On the other hand, when confronted with the fact that the overwhelming majority of the population of, say, the UK, is irreligious, all we appear to be able to concede, by way of societal ills, is some fuckwittery, plus petty crime and individual cases of people doing shit things?
One hand is massively overplayed, the other massively underplayed, and as such it is confirmation bias in the extreme. To my mind it just feels like regurgitated Christopher Hitchens, or Richard Dawkins, sneering and ungracious tits both, in my view, the former obviously dead now.
The religious people I know are generous with their time, talents and treasure, impacting numerous communities and doing lots of good, here and now. I have friends who are doing great things for underprivileged kids in Indianapolis in the areas of homelessness, hunger, and helping kids to graduate from high school, which improves numerous potential outcomes for their lives.
I’ve been part of a group raising and giving money to fund deep bore wells in Africa (approx. $25k digs one well, and this produces enough clean water to sustain a community of about 300 people, massively boosting infant and child mortality rates, and taking away several common diseases to improve quality of life and life expectancy).
I could go on with many more examples I know from first hand knowledge, but suffice to say I’ve never seen a more engaged and generous bunch, and I know lots of people, religious and otherwise, all over the world.

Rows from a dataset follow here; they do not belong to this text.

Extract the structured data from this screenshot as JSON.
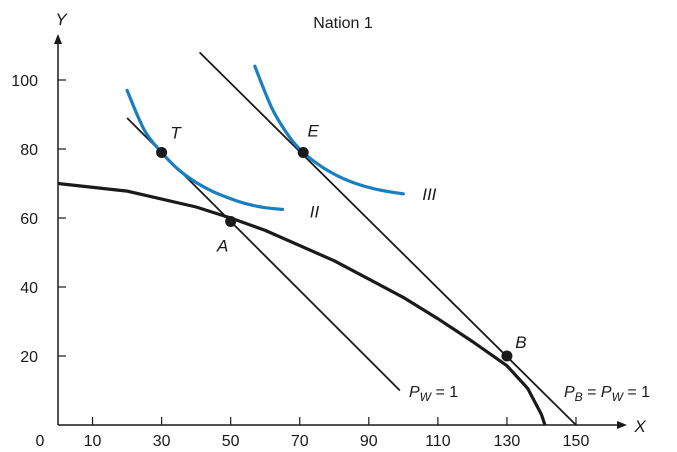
{
  "chart_data": {
    "type": "line",
    "title": "Nation 1",
    "xlabel": "X",
    "ylabel": "Y",
    "xlim": [
      0,
      150
    ],
    "ylim": [
      0,
      110
    ],
    "origin_label": "0",
    "xticks": [
      10,
      30,
      50,
      70,
      90,
      110,
      130,
      150
    ],
    "yticks": [
      20,
      40,
      60,
      80,
      100
    ],
    "grid": false,
    "legend": "none",
    "colors": {
      "indifference": "#1a7fc1",
      "lines": "#1a1a1a"
    },
    "frontier": {
      "x": [
        0,
        20,
        40,
        50,
        60,
        80,
        100,
        110,
        120,
        130,
        136,
        140,
        141
      ],
      "y": [
        70,
        67.8,
        63.2,
        60,
        56.4,
        47.6,
        37,
        30.8,
        24.2,
        17.2,
        10.6,
        3,
        0
      ]
    },
    "price_lines": [
      {
        "label": "P_W = 1",
        "label_text": {
          "base": "P",
          "sub": "W",
          "rest": " = 1"
        },
        "x": [
          20,
          99
        ],
        "y": [
          89,
          10
        ]
      },
      {
        "label": "P_B = P_W = 1",
        "label_text": {
          "base": "P",
          "sub": "B",
          "mid": " = ",
          "base2": "P",
          "sub2": "W",
          "rest": " = 1"
        },
        "x": [
          41,
          150
        ],
        "y": [
          108,
          0
        ]
      }
    ],
    "indifference_curves": [
      {
        "name": "II",
        "x": [
          20,
          25,
          30,
          35,
          40,
          45,
          50,
          55,
          60,
          65
        ],
        "y": [
          97,
          85.5,
          79,
          73.9,
          70.3,
          67.6,
          65.6,
          64,
          63,
          62.5
        ]
      },
      {
        "name": "III",
        "x": [
          57,
          62,
          67,
          71,
          76,
          81,
          86,
          91,
          96,
          100
        ],
        "y": [
          104,
          91.7,
          83.5,
          79,
          75.1,
          72.2,
          70.1,
          68.6,
          67.6,
          67
        ]
      }
    ],
    "points": [
      {
        "label": "T",
        "x": 30,
        "y": 79
      },
      {
        "label": "E",
        "x": 71,
        "y": 79
      },
      {
        "label": "A",
        "x": 50,
        "y": 59
      },
      {
        "label": "B",
        "x": 130,
        "y": 20
      }
    ]
  }
}
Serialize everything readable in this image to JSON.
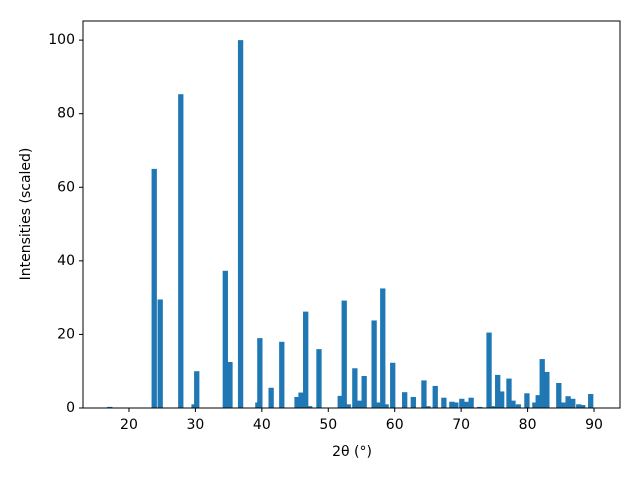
{
  "chart_data": {
    "type": "bar",
    "xlabel": "2θ (°)",
    "ylabel": "Intensities (scaled)",
    "x": [
      17.1,
      23.8,
      24.7,
      27.8,
      29.8,
      30.2,
      34.5,
      35.2,
      36.8,
      39.4,
      39.7,
      41.4,
      43.0,
      45.3,
      45.9,
      46.6,
      47.2,
      48.6,
      51.8,
      52.4,
      53.0,
      54.0,
      54.6,
      55.4,
      56.9,
      57.5,
      58.2,
      58.7,
      59.7,
      61.5,
      62.8,
      64.4,
      65.0,
      66.1,
      67.4,
      68.6,
      69.2,
      70.1,
      70.7,
      71.5,
      72.8,
      74.2,
      74.8,
      75.5,
      76.1,
      77.2,
      77.8,
      78.6,
      79.9,
      81.1,
      81.6,
      82.2,
      82.9,
      84.7,
      85.3,
      86.1,
      86.8,
      87.7,
      88.3,
      89.5
    ],
    "values": [
      0.3,
      65,
      29.5,
      85.3,
      1,
      10,
      37.3,
      12.5,
      100,
      1.5,
      19,
      5.5,
      18,
      3,
      4.2,
      26.2,
      0.5,
      16,
      3.3,
      29.2,
      1,
      10.8,
      2,
      8.7,
      23.8,
      1.5,
      32.5,
      1,
      12.3,
      4.3,
      3,
      7.5,
      0.5,
      6,
      2.8,
      1.7,
      1.5,
      2.5,
      1.7,
      2.8,
      0.3,
      20.5,
      0.5,
      9,
      4.5,
      8,
      2,
      1,
      4,
      1.5,
      3.5,
      13.3,
      9.8,
      6.8,
      1.5,
      3.2,
      2.5,
      1,
      0.8,
      3.8
    ],
    "color": "#1f77b4",
    "xlim": [
      13.08,
      93.91
    ],
    "xticks": [
      20,
      30,
      40,
      50,
      60,
      70,
      80,
      90
    ],
    "ylim": [
      0,
      105.2
    ],
    "yticks": [
      0,
      20,
      40,
      60,
      80,
      100
    ],
    "grid": false
  }
}
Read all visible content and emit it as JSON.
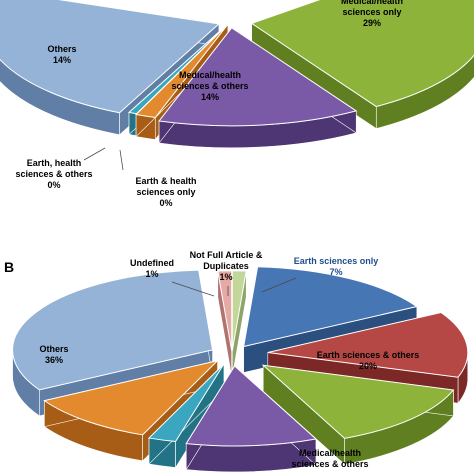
{
  "chart_data": [
    {
      "type": "pie",
      "panel": "",
      "slices": [
        {
          "label": "Medical/health\nsciences only",
          "value": 29,
          "value_label": "29%",
          "color": "#8db33a",
          "side": "#5f7f21"
        },
        {
          "label": "Medical/health\nsciences & others",
          "value": 14,
          "value_label": "14%",
          "color": "#7a5aa6",
          "side": "#4e3573"
        },
        {
          "label": "Earth & health\nsciences only",
          "value": 0,
          "value_label": "0%",
          "color": "#e38a2f",
          "side": "#a85d16"
        },
        {
          "label": "Earth, health\nsciences & others",
          "value": 0,
          "value_label": "0%",
          "color": "#3aa6c0",
          "side": "#227386"
        },
        {
          "label": "Others",
          "value": 14,
          "value_label": "14%",
          "color": "#95b3d7",
          "side": "#607ea6"
        }
      ]
    },
    {
      "type": "pie",
      "panel": "B",
      "slices": [
        {
          "label": "Earth sciences only",
          "value": 7,
          "value_label": "7%",
          "color": "#4677b4",
          "side": "#2b4f7e"
        },
        {
          "label": "Earth sciences & others",
          "value": 20,
          "value_label": "20%",
          "color": "#b54844",
          "side": "#7c2826"
        },
        {
          "label": "",
          "value": null,
          "value_label": "",
          "color": "#8db33a",
          "side": "#5f7f21"
        },
        {
          "label": "Medical/health\nsciences & others",
          "value": null,
          "value_label": "",
          "color": "#7a5aa6",
          "side": "#4e3573"
        },
        {
          "label": "",
          "value": null,
          "value_label": "",
          "color": "#3aa6c0",
          "side": "#227386"
        },
        {
          "label": "",
          "value": null,
          "value_label": "",
          "color": "#e38a2f",
          "side": "#a85d16"
        },
        {
          "label": "Others",
          "value": 36,
          "value_label": "36%",
          "color": "#95b3d7",
          "side": "#607ea6"
        },
        {
          "label": "Undefined",
          "value": 1,
          "value_label": "1%",
          "color": "#e6a9a5",
          "side": "#b07470"
        },
        {
          "label": "Not Full Article &\nDuplicates",
          "value": 1,
          "value_label": "1%",
          "color": "#c4d79b",
          "side": "#8fa469"
        }
      ]
    }
  ]
}
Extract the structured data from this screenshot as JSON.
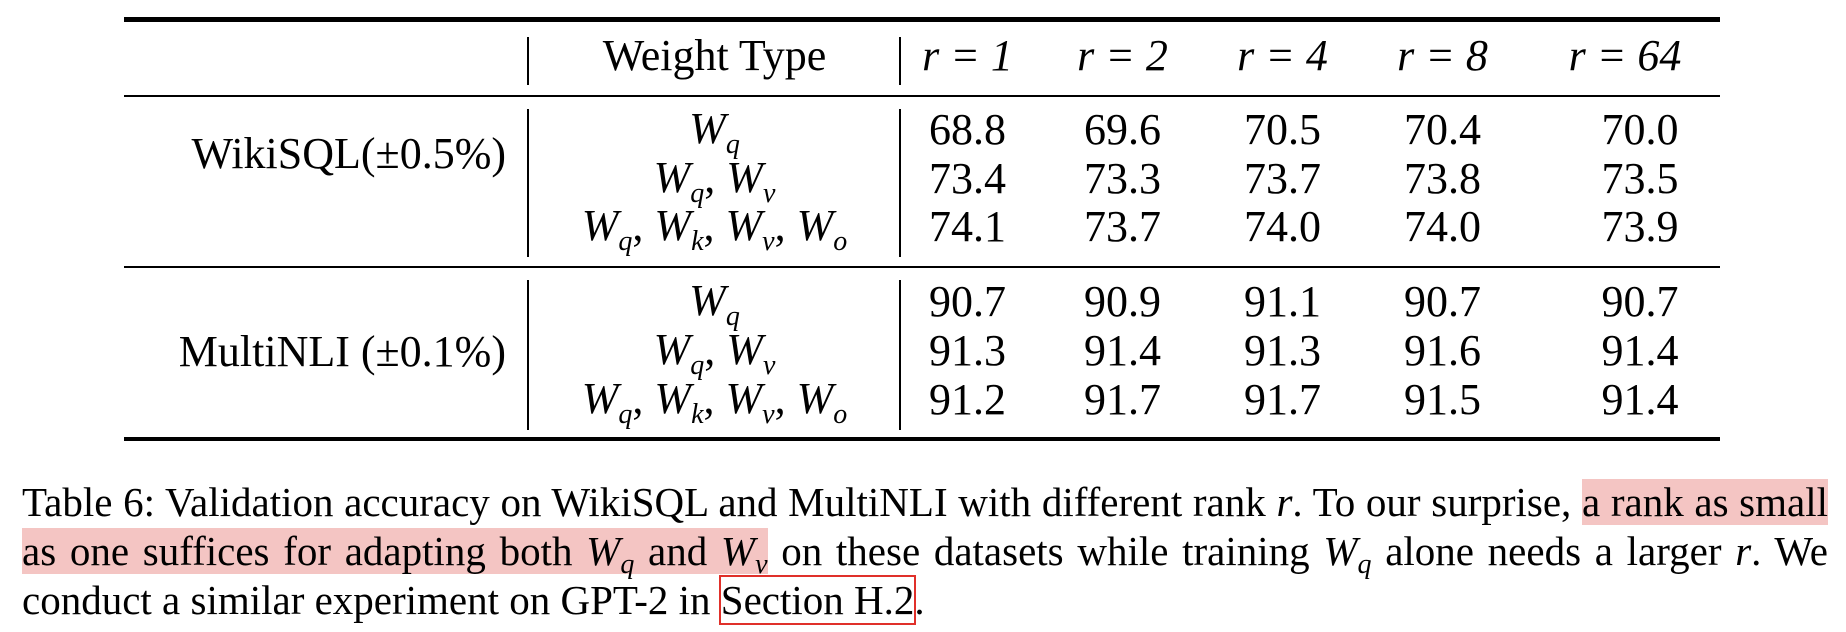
{
  "table": {
    "header": {
      "weight_type": "Weight Type",
      "ranks": [
        "r = 1",
        "r = 2",
        "r = 4",
        "r = 8",
        "r = 64"
      ]
    },
    "groups": [
      {
        "dataset": "WikiSQL(±0.5%)",
        "rows": [
          {
            "weight_type": "W_q",
            "values": [
              "68.8",
              "69.6",
              "70.5",
              "70.4",
              "70.0"
            ]
          },
          {
            "weight_type": "W_q, W_v",
            "values": [
              "73.4",
              "73.3",
              "73.7",
              "73.8",
              "73.5"
            ]
          },
          {
            "weight_type": "W_q, W_k, W_v, W_o",
            "values": [
              "74.1",
              "73.7",
              "74.0",
              "74.0",
              "73.9"
            ]
          }
        ]
      },
      {
        "dataset": "MultiNLI (±0.1%)",
        "rows": [
          {
            "weight_type": "W_q",
            "values": [
              "90.7",
              "90.9",
              "91.1",
              "90.7",
              "90.7"
            ]
          },
          {
            "weight_type": "W_q, W_v",
            "values": [
              "91.3",
              "91.4",
              "91.3",
              "91.6",
              "91.4"
            ]
          },
          {
            "weight_type": "W_q, W_k, W_v, W_o",
            "values": [
              "91.2",
              "91.7",
              "91.7",
              "91.5",
              "91.4"
            ]
          }
        ]
      }
    ]
  },
  "caption": {
    "part1": "Table 6: Validation accuracy on WikiSQL and MultiNLI with different rank ",
    "r1": "r",
    "part2": ". To our surprise, ",
    "highlight1": "a rank as small as one suffices for adapting both ",
    "wq": "W",
    "wq_sub": "q",
    "highlight2": " and ",
    "wv": "W",
    "wv_sub": "v",
    "part3": " on these datasets while training ",
    "wq2": "W",
    "wq2_sub": "q",
    "part4": " alone needs a larger ",
    "r2": "r",
    "part5": ". We conduct a similar experiment on GPT-2 in ",
    "link": "Section H.2",
    "part6": "."
  },
  "colors": {
    "highlight": "#f4c5c3",
    "link_box": "#e0302a"
  }
}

At least they have the balls to actually profess what their book tells them to. That’s why I almost have time for them. Hideous people but at least they’re honest to all the evils of their scriptures.
Enlightened? If you could provide the slightest proof of the existence of a god-like celestial being (you’d get a Noble Prize) as opposed to the utter absence of the same then you can claim to be enlightened. As the word specifically means having a well informed outlook, do please share this information that we (who are seemingly ignored by god) are prevented from accessing.
Which is one if the reasons that I don’t believe any of it. If god created us then surely he could write a book that we understood perfectly with no room for interpretation.